A design workshop has been organised on the initiative of the TKI Dinalog ICCOS* project to crack these logistical challenges using artificial intelligence (AI), aiming to minimise the mileage driven with empty or partly empty trailers. This used the design canvas that was developed in the TKI Dinalog** project ‘Autonomous Logistics Miners for Small and Medium-sized Businesses’. The University of Twente provided an introduction to AI in logistics at the workshop. Bullit Digital also demonstrated how data science techniques work, using various applications and software developed for Emons. Deltago took the role of facilitator, helping keep the process moving forwards and studying the adoption process.
Using artificial intelligence
This use case primarily used reinforcement learning techniques, for which data is not a requirement. The initial data processing used unsupervised learning to reduce the number of locations to clusters.

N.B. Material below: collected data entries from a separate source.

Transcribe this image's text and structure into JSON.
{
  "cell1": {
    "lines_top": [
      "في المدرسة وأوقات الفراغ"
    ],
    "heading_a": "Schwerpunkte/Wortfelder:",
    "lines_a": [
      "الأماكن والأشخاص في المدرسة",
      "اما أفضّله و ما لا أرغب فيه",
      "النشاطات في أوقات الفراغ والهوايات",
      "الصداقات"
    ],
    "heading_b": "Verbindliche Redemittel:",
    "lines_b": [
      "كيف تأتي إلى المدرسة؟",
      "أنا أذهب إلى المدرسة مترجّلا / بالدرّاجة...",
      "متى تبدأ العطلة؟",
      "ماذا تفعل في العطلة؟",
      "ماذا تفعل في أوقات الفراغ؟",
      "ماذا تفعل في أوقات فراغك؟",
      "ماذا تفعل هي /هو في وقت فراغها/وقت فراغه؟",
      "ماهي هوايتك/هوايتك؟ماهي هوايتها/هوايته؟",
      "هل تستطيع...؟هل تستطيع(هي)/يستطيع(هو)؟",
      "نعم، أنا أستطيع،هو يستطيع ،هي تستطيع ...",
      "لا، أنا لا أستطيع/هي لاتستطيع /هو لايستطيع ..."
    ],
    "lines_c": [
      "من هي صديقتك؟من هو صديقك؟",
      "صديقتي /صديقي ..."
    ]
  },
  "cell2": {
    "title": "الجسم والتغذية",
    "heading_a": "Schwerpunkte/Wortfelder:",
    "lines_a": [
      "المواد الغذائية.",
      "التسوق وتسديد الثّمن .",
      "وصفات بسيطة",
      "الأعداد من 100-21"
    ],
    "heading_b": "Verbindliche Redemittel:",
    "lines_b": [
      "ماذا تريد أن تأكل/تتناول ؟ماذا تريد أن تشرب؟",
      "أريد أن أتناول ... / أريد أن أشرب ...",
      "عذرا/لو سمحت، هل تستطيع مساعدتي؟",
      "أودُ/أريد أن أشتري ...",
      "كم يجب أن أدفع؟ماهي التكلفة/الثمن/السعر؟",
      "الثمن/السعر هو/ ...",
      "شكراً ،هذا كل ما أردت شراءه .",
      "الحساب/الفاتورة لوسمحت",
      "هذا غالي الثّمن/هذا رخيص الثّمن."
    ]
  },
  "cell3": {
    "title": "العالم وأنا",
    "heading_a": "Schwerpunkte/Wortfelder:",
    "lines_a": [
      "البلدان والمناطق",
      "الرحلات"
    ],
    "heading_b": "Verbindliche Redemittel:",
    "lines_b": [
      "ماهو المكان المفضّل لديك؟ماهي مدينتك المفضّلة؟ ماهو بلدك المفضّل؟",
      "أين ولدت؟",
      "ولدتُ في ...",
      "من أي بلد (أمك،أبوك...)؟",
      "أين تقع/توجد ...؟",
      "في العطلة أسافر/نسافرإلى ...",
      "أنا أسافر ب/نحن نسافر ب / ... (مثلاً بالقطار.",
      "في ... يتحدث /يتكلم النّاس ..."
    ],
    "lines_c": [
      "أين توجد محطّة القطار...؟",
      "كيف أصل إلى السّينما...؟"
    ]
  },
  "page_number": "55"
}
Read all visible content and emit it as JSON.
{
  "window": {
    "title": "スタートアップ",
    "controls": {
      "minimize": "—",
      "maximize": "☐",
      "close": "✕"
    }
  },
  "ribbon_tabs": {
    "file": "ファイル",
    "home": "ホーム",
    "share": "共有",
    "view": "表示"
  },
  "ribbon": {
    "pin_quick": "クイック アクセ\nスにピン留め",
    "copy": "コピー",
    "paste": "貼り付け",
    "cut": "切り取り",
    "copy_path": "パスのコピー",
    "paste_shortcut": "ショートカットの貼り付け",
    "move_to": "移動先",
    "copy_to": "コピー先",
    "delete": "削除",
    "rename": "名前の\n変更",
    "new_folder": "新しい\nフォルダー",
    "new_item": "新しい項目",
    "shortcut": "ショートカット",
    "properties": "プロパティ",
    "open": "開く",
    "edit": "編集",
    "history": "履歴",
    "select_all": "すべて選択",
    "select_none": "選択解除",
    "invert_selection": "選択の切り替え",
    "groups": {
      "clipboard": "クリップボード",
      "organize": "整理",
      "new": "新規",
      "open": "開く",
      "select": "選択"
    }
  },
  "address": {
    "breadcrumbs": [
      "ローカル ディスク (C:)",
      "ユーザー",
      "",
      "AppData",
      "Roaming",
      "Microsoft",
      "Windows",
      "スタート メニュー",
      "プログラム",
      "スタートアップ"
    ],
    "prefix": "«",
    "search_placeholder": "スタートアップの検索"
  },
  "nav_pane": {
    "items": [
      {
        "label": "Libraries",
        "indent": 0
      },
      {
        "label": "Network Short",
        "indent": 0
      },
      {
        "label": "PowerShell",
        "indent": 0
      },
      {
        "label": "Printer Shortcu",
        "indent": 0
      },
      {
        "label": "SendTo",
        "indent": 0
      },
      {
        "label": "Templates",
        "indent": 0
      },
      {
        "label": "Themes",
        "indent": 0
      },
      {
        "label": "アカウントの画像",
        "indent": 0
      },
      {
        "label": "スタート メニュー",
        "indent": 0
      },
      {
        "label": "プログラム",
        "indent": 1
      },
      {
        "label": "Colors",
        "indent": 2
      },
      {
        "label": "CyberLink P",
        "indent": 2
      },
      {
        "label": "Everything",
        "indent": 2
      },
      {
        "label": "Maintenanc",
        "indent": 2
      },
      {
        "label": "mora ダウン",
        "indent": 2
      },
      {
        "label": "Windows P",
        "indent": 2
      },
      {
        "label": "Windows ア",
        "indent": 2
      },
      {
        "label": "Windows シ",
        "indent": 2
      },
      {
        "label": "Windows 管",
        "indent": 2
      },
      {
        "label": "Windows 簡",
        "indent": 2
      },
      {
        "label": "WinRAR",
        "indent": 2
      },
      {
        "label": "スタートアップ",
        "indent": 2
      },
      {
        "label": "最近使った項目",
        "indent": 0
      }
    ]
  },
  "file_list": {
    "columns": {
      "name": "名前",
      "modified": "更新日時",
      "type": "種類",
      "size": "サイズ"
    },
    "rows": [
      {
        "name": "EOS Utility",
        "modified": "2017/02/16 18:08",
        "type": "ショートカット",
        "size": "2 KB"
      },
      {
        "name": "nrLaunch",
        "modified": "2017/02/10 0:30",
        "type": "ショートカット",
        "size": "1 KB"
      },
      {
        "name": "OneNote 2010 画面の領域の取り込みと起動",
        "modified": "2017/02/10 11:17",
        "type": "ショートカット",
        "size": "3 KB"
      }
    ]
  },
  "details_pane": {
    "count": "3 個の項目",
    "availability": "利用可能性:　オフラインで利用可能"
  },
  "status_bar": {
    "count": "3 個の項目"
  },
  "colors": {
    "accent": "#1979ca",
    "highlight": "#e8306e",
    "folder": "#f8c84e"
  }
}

The case was then worked out in detail and the playing field, scoreboard and software agent were developed. The playing field is defined by the locations in the dataset. The scoreboard measures how well the software agent is doing, assessing the length of the trip, the frequency and the proportion of trips made when empty. The software agent was developed in Python and trained in Google Colab. The interim results have been visualised and documented. The software agent uses a neural network in which the knowledge is stored. One-hot encoding is used to let the software agent ‘see’ the playing field and thus the sequence of the journeys. The software agent also remembers the last five steps. This lets the software agent make a weighted decision based on actions from the past. The advantage actor critic is then used as a technique for training the software agent. It is a technique that is appropriate for this logistical challenge because it can predict both the value of the scenario being played and the potential benefit of an action. That lets the software agent come up with a better estimate of the most appropriate action to take.
Results of the design workshop
- Forty-nine ideas were thought up for using AI at Emons.

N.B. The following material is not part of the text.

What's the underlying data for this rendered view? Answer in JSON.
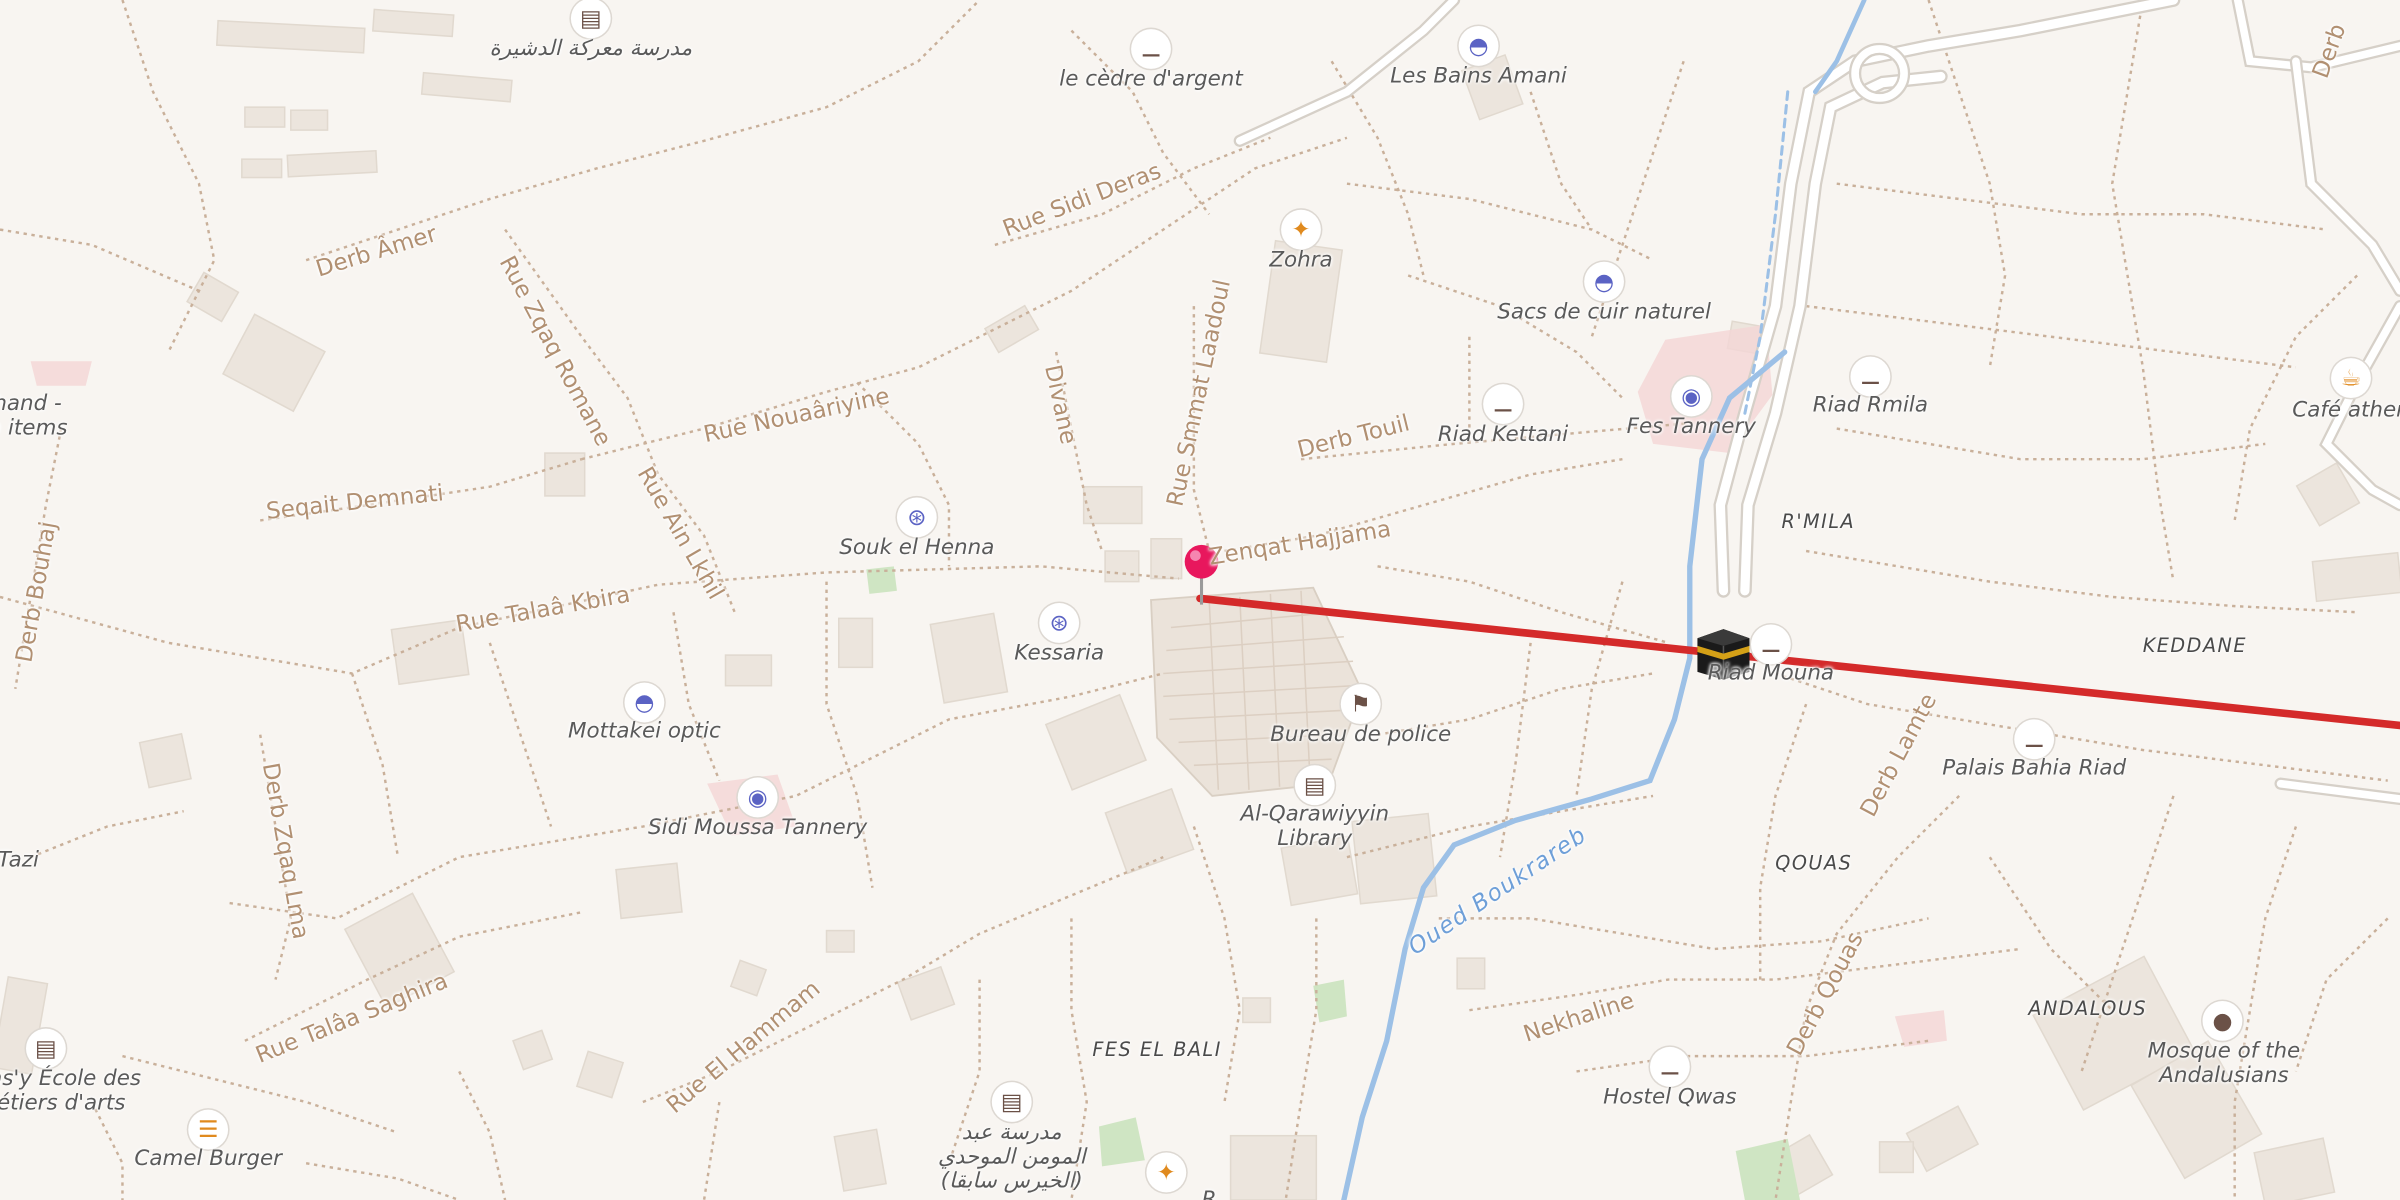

- Five of those ideas were worked out in greater detail using the design canvas, with the Smart Tendering application then being chosen.
- A software agent was developed that helps the commercial planner find interesting routes.
- Knowledge of AI and an understanding of its broader application are now considerably better.
- Applications can be found easily and then converted into working prototypes in four to six weeks.
- It is essential to create a multidisciplinary group in which the user, the process, the data and IT are all represented.
- Visualising the steps needed for making the software agent and the documentation is important.
- The size of the step needed for use in practice is determined by the integration capabilities of the source systems.
As part of the ICCOS project, the proof-of-concept phase at Emons is being followed and a team is being put together. The project partners are developing a platform for reinforcement learning in the NWO (Netherlands Organisation for Scientific Research) Accelerator project, based on the Open Trip Model, along with supporting educational resources and training courses. Using this approach, the project partners have laid the foundations for more detailed fleshing out of AI applications in the logistics chain.
This case and proof of concept were carried out at Emons by Bullit Digital in collaboration with the University of Twente and Deltago.
A detailed report on this use case is available on the TKI Dinalog website.
For general information, go to the ICCOS project page.
* ICCOS stands for ‘Industry 4.0-driven Supply Chain Coordination for Small and Medium-sized Enterprises’.
** TKI Dinalog is the consortium for top-quality expertise and innovation in which companies, centres of expertise and governmental authorities are working on the Topsector Logistiek (Logistics Key Sector) innovation programme.